Work & employment
Werkvertrag
A Werkvertrag is a contract for work and services under §631 BGB: you owe a finished result, not your working time, and you act as a self-employed contractor. Despite the similar name, it has nothing to do with a Werkstudent employment contract.
Under a Werkvertrag a contractor promises a specific result (a finished website, a translated document, a repaired machine) for an agreed price. Payment is tied to delivery and acceptance of the work, not to hours. The contractor is self-employed: no social-security contributions are withheld, no paid vacation or sick leave exists, and taxes are the contractor's own responsibility.
The name collision with Werkstudent confuses many students. A Werkstudent has an Arbeitsvertrag (employment contract) with employee protections. A Werkvertrag makes you a freelancer for one deliverable. Companies sometimes use Werkverträge to avoid employer duties; if you work fixed hours under instructions with company equipment, that can constitute false self-employment (Scheinselbstständigkeit), which is illegal.

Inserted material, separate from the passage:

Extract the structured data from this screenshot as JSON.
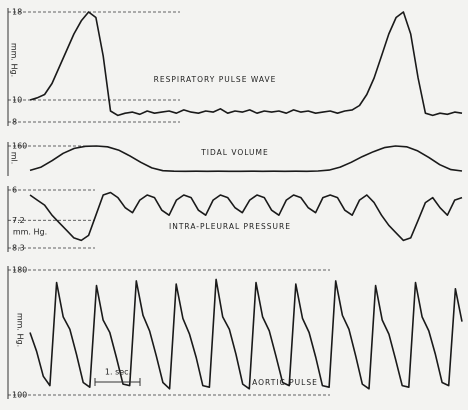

What it means for working students
Occasional freelance gigs on a Werkvertrag are legal for students, including most international students, but income must be declared in a tax return, and non-EU students need to check whether their residence permit allows self-employed activity at all; many student permits do not without separate authorization. When a company offers you a 'working student position' on a Werkvertrag, that is a red flag: you lose minimum wage, sick pay, vacation, and the Werkstudentenprivileg.